The days of Olympian critics delivering wisdom from high are long gone: Today, reviewing is a companionate enterprise, with critics and "civilians" engaging in a dialogue rather than one-way pronouncements. (In fact, where reviews carry the most weight is with small, art-house movies, whose core audiences tend to be readers, and who are especially prone not to see a film if their favorite critic pans it. If they're already inclined to see something, they're more likely to give it a shot.)
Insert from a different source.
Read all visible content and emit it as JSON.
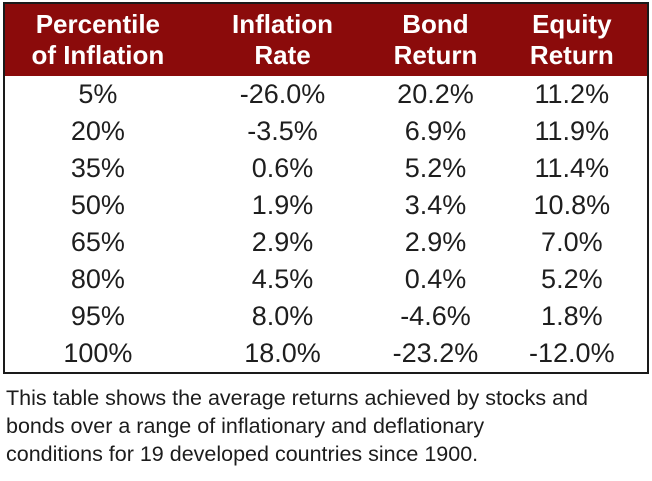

As tempting as it is for studios to perpetuate the tired stereotype of out-of-touch critics, the truth is that they usually reach a loose consensus with their readers: On Metacritic, some of the best-reviewed movies of the summer, including "Spider-Man: Homecoming," "War for the Planet of the Apes" and "Baby Driver," have received user ratings commensurate with those of the professionals.

Today, of course, everyone's a critic, whether they're commenting on a review site, weighing in on Twitter or opining by way of their own blog or YouTube channel. And as garden-variety viewers have transformed into shrewder, more sophisticated consumers, Hollywood has come around to the fact that almost nothing is truly critic-proof and that everything - to borrow a term of art from the industry - is execution dependent.

Last summer, Warner Bros. took a drubbing (including from yours truly) for fobbing off not one but two dreary, incoherent movies as "event" pictures in the form of the dreadful "Batman v. Superman" and even more dreadful "Suicide Squad." Neither film was an unqualified disaster financially. But Warner executives clearly realized that they left money on the table when they accepted shoddy work as baseline acceptable. This summer, we saw the results of lessons learned when "Wonder Woman," Patty Jenkins's stunner of a superheroine flick, outpaced both its predecessors by tens of millions of dollars (and counting).

The scuttlebutt on the lot is that more studios are considering delaying critics' screenings or withholding films from them altogether - which means we can devote our energy to the films that truly live or die by reviews. But the new hostile stance is weirdly paradoxical at a time when big summer blockbusters - the kinds of movies critics are often accused of pooh-poohing - are receiving some of the year's strongest notices. In addition to "Wonder Woman," the season has been graced with a number of smart, beautifully made mainstream movies, from "Apes" and "Spider-Man" to "Dunkirk" and the similarly sophisticated "Detroit."

Add such sleeper hits as "The Big Sick," "Girls Trip" and the aforementioned "Baby Driver," and it all adds up to the kind of novel, well-executed, thoroughly entertaining movies that, with any luck, audiences will increasingly demand and reward with their box office dollars. Every filmgoer deserves a healthy, well-balanced, thoughtfully prepared movie diet - no one can survive on overripe tomatoes and pigs from a poke alone.